Deafening Bleats of Apathy showcases the groove that Lo! can weave into the mix, and it is each instrument that provides that momentum and passion – unlike our apathetic government following the recent Australian bushfires. The production deserves a mention on The Gleaners because it is the perfect mix of raw and live energy, atmosphere, grit, bottom end bass, and crusty powerful riffs with killer reverb. You can’t create a great record without strong contributions from an extended team, and those that assisted Carl Whitbread (main songwriter) and the band record and engineer The Gleaners and help it sound the way it does did a killer job, especially the mixing by Mike Deslandes. Rat King ups the pace into thrash territory, and the track is a vile summarisation of the grotesque misery that has been born from our sins, stemming from those upon the throne. The Gleaners (title track) is the centre point of the album, opening with a Werner Herzog sample, pleading harmony and humility. The groove is on point, and the track just builds and builds with Sam’s cadence and delivery perfectly complimenting the rest of the band, and the chorus is a thunderous section and one of the highlights in a year of many great extreme metal moments.

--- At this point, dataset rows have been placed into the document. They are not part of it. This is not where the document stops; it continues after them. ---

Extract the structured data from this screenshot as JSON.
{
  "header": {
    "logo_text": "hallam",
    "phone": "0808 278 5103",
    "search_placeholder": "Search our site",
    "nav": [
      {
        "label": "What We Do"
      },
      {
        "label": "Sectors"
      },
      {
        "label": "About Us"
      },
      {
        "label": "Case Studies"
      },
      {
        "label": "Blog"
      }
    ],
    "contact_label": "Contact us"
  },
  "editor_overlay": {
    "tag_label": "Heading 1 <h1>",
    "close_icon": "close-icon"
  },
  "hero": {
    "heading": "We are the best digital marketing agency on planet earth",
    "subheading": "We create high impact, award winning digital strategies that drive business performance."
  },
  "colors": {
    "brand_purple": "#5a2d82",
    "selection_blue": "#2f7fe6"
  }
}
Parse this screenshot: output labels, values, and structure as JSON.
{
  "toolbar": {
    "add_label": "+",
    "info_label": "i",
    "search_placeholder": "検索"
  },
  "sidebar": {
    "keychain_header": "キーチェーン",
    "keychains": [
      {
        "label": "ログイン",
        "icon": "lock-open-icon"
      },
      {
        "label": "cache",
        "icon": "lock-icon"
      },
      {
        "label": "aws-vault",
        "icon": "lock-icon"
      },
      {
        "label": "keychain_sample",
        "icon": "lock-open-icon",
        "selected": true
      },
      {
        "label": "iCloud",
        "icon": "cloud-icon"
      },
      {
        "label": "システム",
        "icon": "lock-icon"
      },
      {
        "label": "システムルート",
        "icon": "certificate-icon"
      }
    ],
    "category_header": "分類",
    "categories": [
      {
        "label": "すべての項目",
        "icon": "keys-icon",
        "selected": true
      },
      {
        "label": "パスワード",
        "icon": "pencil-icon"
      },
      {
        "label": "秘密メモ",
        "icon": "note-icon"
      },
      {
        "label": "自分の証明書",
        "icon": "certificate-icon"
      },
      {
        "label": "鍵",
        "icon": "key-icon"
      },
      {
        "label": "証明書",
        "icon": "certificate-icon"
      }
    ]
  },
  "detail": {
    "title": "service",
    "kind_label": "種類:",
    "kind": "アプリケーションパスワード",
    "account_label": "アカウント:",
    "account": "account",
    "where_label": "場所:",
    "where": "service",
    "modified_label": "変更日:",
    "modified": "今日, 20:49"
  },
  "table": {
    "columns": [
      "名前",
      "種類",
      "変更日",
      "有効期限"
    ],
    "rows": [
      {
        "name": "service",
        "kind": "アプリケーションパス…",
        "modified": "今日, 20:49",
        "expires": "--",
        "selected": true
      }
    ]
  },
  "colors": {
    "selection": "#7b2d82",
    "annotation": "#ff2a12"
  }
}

The album’s back end is equally as memorable as the front end. Pareidolia is as close as Lo! come to writing a Western ballad, yet it is still a heavy track with tormented vocals and a lurking, ominous and tense section leading into Sam ripping “each little tyrant with his little sign.” Cannibal Culture rumbles with a robust drum pattern over jagged guitars as a haunting soundscape threatens to immerse proceedings before the chorus tears the track apart, right down the middle. Mammons Horn is a seven minute closer that wraps the whole arc up. Musically, it opens in ferocious style, as heavy as the band have been, yet as the track progresses, it becomes more dynamic, shifting and turning. Beginning with a sludgy bass section, Mammons Horn builds momentum and atmosphere and then drops back into a doomy few minutes before guest vocalist Nick Rackham of Hadal Maw takes over, poignantly questioning whether we are condemned to a tedious path with absent gods laughing. Mammons Horn is a staggering end to a killer of a record.

Lo!’s songwriting and musicianship has undoubtedly improved across the triptych; evidenced by the stunning display of expansiveness, lyricism, and dynamics at play on The Gleaners, while simultaneously delivering infectious hooks and grooves. Yet, The Tongueless, Vestigial and The Gleaners should be experienced as a whole. I could be blamed for an Australian bias rating here, but I have listened to hundreds of records in 2023, the majority in the metal and extreme landscape, and I stand by my rating of this being my favourite album of 2023. Bloody killer mate!